My mom told me of the prejudice she and my father faced falling in love in war-torn
Germany. Their families would not approve of their relationship. Her parents objected
to any mixing of the races. My dad's parents objected to him marrying a woman from
the country that invented the Volkswagen. Besides, what self-respecting South Carolina
boy would wed an old maid who hadn't married and given birth by the age of 14.
Their romance triumphed and flourished though. Post war Germany was not too bad a
place to live either. My dad and his buddies would spend the weekends Elk hunting
in the Black Forest with bazookas and my mom would practice her English writing skills
by running chain letter pyramid scams.

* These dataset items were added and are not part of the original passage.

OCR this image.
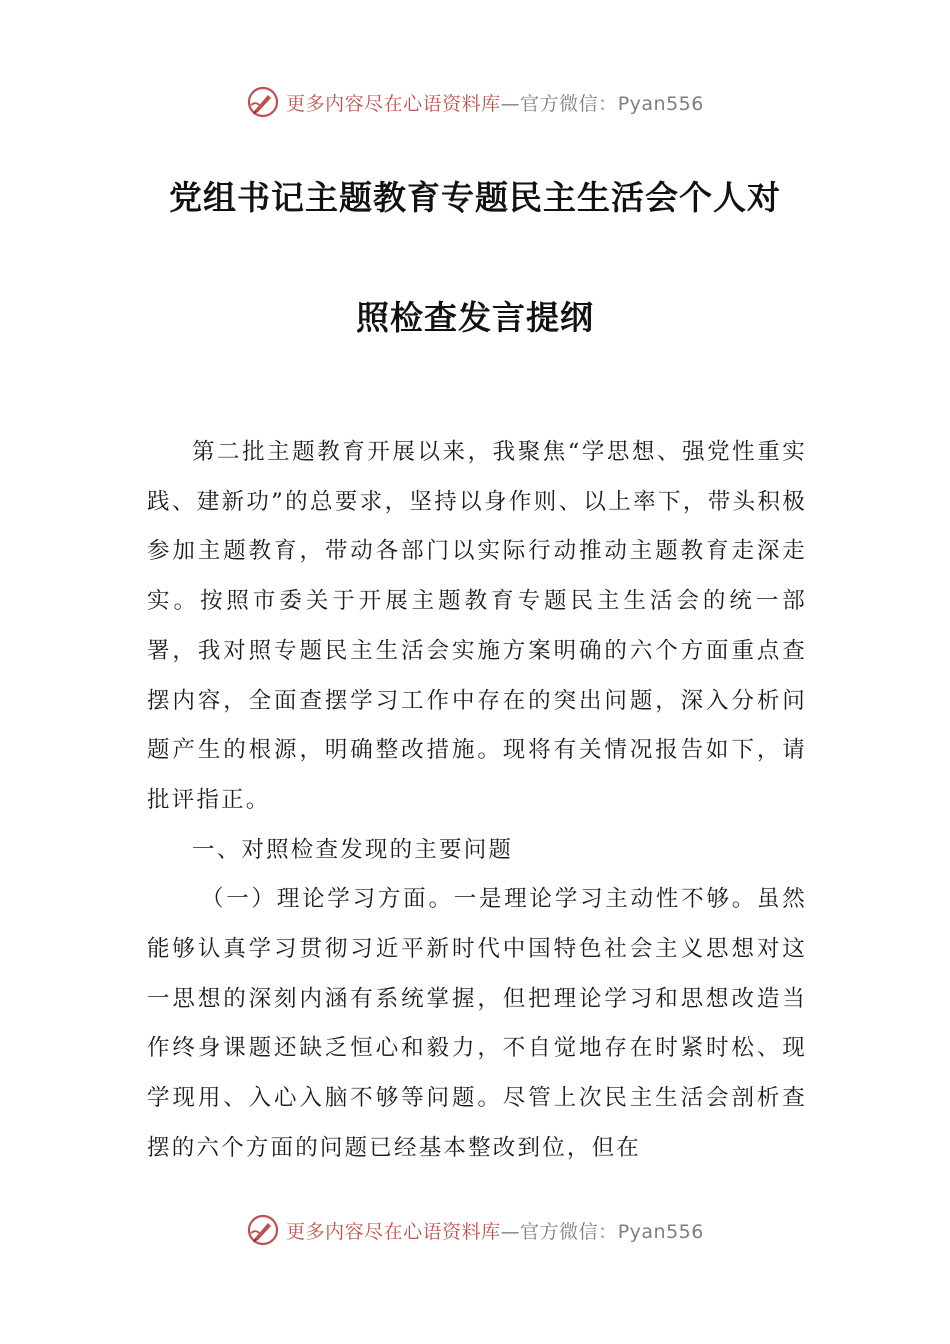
更多内容尽在心语资料库—官方微信：Pyan556
党组书记主题教育专题民主生活会个人对
照检查发言提纲

第二批主题教育开展以来，我聚焦“学思想、强党性重实践、建新功”的总要求，坚持以身作则、以上率下，带头积极参加主题教育，带动各部门以实际行动推动主题教育走深走实。按照市委关于开展主题教育专题民主生活会的统一部署，我对照专题民主生活会实施方案明确的六个方面重点查摆内容，全面查摆学习工作中存在的突出问题，深入分析问题产生的根源，明确整改措施。现将有关情况报告如下，请批评指正。

一、对照检查发现的主要问题

（一）理论学习方面。一是理论学习主动性不够。虽然能够认真学习贯彻习近平新时代中国特色社会主义思想对这一思想的深刻内涵有系统掌握，但把理论学习和思想改造当作终身课题还缺乏恒心和毅力，不自觉地存在时紧时松、现学现用、入心入脑不够等问题。尽管上次民主生活会剖析查摆的六个方面的问题已经基本整改到位，但在

更多内容尽在心语资料库—官方微信：Pyan556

After a nice Saturday night dinner of wild game
fragments, my mom and dad would usually play cards with other American G.I. couples.
They would play a special version of "German" rummy. This is where one player takes
everybody else's cards, then a special USA card arrives and then that player has to give
all the cards back.
As I learn more and more about my German roots, I understand why I do some of the
things I do. It explains my driving fast. It explains my love for any kind of ground
meat stuffed into intestinal casings. And being half German explains my lifelong
admiration of David Hassleholf. Germans just love David Hasselholf.